Gavino ( Sistem Mafia )
Tidak Bisa Dielakkan


__ADS_3

Di jalan menuju ke markas, di mana sudah ada Gavino dan juga Lorenzo yang ditangkap, ada banyak sekali orang-orang yang datang menuju ke arah sana. Karena mereka mengikuti tangkapan radar yang mengarah ke tempat tersebut.

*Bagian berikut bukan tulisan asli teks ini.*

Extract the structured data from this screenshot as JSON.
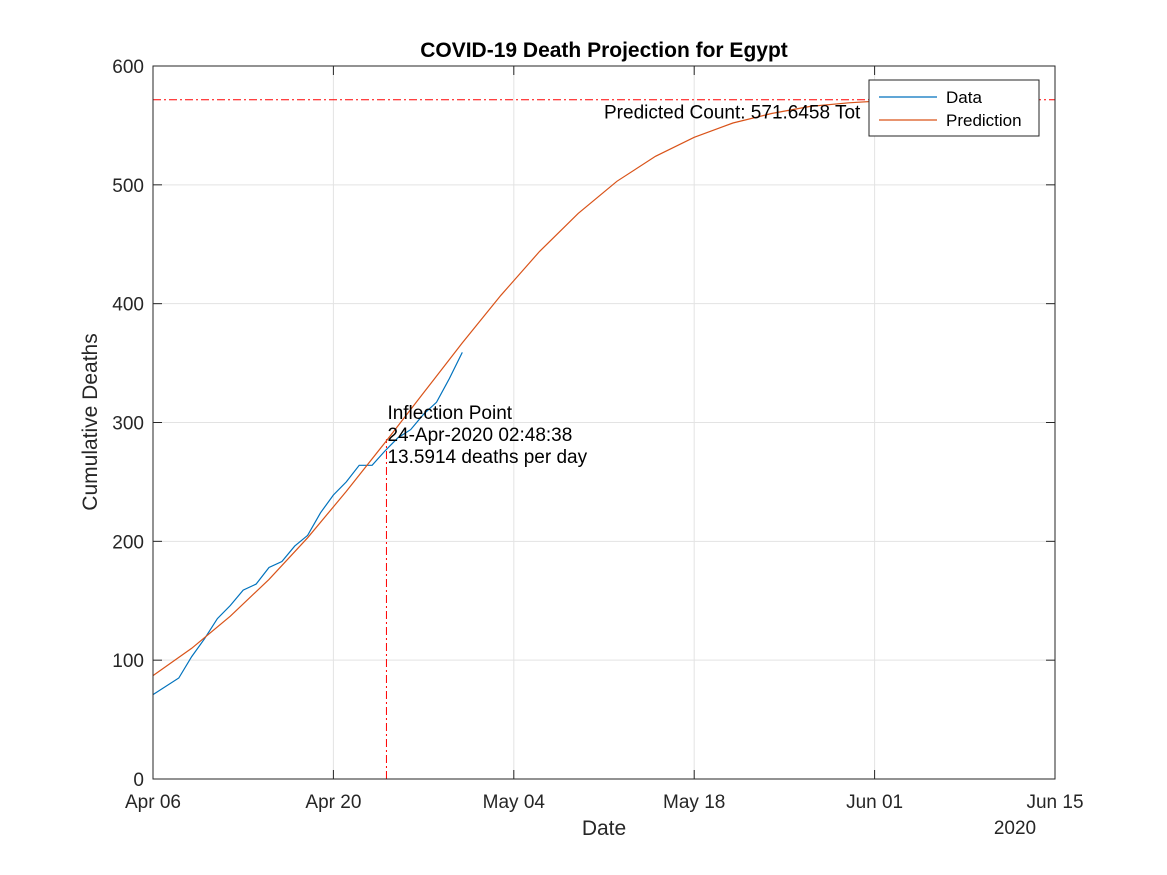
{
  "chart_data": {
    "type": "line",
    "title": "COVID-19 Death Projection for Egypt",
    "xlabel": "Date",
    "ylabel": "Cumulative Deaths",
    "year_label": "2020",
    "x_axis": {
      "type": "date",
      "range": [
        "2020-04-06",
        "2020-06-15"
      ],
      "ticks": [
        "2020-04-06",
        "2020-04-20",
        "2020-05-04",
        "2020-05-18",
        "2020-06-01",
        "2020-06-15"
      ],
      "tick_labels": [
        "Apr 06",
        "Apr 20",
        "May 04",
        "May 18",
        "Jun 01",
        "Jun 15"
      ]
    },
    "y_axis": {
      "range": [
        0,
        600
      ],
      "ticks": [
        0,
        100,
        200,
        300,
        400,
        500,
        600
      ],
      "tick_labels": [
        "0",
        "100",
        "200",
        "300",
        "400",
        "500",
        "600"
      ]
    },
    "grid": true,
    "legend_position": "top-right",
    "series": [
      {
        "name": "Data",
        "color": "#0072BD",
        "points": [
          [
            "2020-04-06",
            71
          ],
          [
            "2020-04-08",
            85
          ],
          [
            "2020-04-09",
            103
          ],
          [
            "2020-04-10",
            118
          ],
          [
            "2020-04-11",
            135
          ],
          [
            "2020-04-12",
            146
          ],
          [
            "2020-04-13",
            159
          ],
          [
            "2020-04-14",
            164
          ],
          [
            "2020-04-15",
            178
          ],
          [
            "2020-04-16",
            183
          ],
          [
            "2020-04-17",
            196
          ],
          [
            "2020-04-18",
            205
          ],
          [
            "2020-04-19",
            224
          ],
          [
            "2020-04-20",
            239
          ],
          [
            "2020-04-21",
            250
          ],
          [
            "2020-04-22",
            264
          ],
          [
            "2020-04-23",
            264
          ],
          [
            "2020-04-24",
            276
          ],
          [
            "2020-04-25",
            287
          ],
          [
            "2020-04-26",
            294
          ],
          [
            "2020-04-27",
            307
          ],
          [
            "2020-04-28",
            317
          ],
          [
            "2020-04-29",
            337
          ],
          [
            "2020-04-30",
            359
          ]
        ]
      },
      {
        "name": "Prediction",
        "color": "#D95319",
        "points": [
          [
            "2020-04-06",
            87
          ],
          [
            "2020-04-09",
            110
          ],
          [
            "2020-04-12",
            137
          ],
          [
            "2020-04-15",
            168
          ],
          [
            "2020-04-18",
            203
          ],
          [
            "2020-04-21",
            242
          ],
          [
            "2020-04-24",
            283
          ],
          [
            "2020-04-27",
            325
          ],
          [
            "2020-04-30",
            367
          ],
          [
            "2020-05-03",
            407
          ],
          [
            "2020-05-06",
            444
          ],
          [
            "2020-05-09",
            476
          ],
          [
            "2020-05-12",
            503
          ],
          [
            "2020-05-15",
            524
          ],
          [
            "2020-05-18",
            540
          ],
          [
            "2020-05-21",
            552
          ],
          [
            "2020-05-24",
            560
          ],
          [
            "2020-05-27",
            566
          ],
          [
            "2020-05-30",
            569
          ],
          [
            "2020-06-02",
            571
          ]
        ]
      }
    ],
    "reference_lines": [
      {
        "orientation": "horizontal",
        "y": 571.6458,
        "color": "#FF0000",
        "style": "dash-dot"
      },
      {
        "orientation": "vertical",
        "x": "2020-04-24T02:48:38",
        "y_to": 286,
        "color": "#FF0000",
        "style": "dash-dot"
      }
    ],
    "annotations": [
      {
        "text": "Predicted Count: 571.6458 Tot",
        "x": "2020-05-11",
        "y": 556
      },
      {
        "lines": [
          "Inflection Point",
          "24-Apr-2020 02:48:38",
          "13.5914 deaths per day"
        ],
        "x": "2020-04-24T02:48:38",
        "y": 303
      }
    ]
  }
}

Radar itu di keluarkan oleh alat khusus, yang ada di sepeda motor Gavino.


Alat tersebut, hanya ada di kendaraan miliknya Gavino saja, dengan alat yang dia berikan pada orang-orang yang dia percaya juga. Karena mengantisipasi jika terjadi sesuatu pada dirinya, seperti saat ini.

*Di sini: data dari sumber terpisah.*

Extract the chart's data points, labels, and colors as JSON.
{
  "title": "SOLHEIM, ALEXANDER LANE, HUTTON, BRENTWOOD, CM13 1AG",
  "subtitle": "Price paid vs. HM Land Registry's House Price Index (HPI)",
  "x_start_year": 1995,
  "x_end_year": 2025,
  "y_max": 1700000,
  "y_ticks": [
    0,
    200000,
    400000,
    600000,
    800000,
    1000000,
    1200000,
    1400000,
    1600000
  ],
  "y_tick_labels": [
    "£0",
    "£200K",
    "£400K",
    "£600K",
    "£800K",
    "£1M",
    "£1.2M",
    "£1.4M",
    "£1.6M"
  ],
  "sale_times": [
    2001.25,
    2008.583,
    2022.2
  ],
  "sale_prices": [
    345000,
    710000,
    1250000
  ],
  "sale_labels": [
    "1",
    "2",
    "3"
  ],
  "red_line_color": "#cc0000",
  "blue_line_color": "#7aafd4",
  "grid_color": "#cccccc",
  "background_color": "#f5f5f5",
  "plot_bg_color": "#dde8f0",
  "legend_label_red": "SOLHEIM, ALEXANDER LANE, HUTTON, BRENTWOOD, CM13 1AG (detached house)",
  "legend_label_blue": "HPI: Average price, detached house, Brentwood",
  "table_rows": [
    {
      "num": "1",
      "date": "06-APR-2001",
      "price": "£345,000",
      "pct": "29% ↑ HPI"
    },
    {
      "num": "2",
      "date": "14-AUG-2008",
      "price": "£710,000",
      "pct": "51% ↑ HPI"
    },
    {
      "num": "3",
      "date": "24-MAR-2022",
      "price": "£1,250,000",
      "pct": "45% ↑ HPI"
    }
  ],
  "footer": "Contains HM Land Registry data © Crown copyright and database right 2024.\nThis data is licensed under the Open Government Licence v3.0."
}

"Radar ini benar menuju ke arah bangunan ini. Tapi, ini bangunan apa?" tanya mereka, ketidak tiba di tempat yang di tuju.


"Itu sepeda motor Ketua!"


Mereka melihat ke arah sebuah sepeda motor yang terparkir secara sembunyi, tapi tetap bisa mereka kenali. Karena mereka memang tidak asing lagi dengan sepeda motor milik Gavino. Yang merupakan Ketua kelompok mereka saat ini.


"Lalu di mana Ketua?" tanya salah satu dari mereka, dengan melihat ke sekeliling.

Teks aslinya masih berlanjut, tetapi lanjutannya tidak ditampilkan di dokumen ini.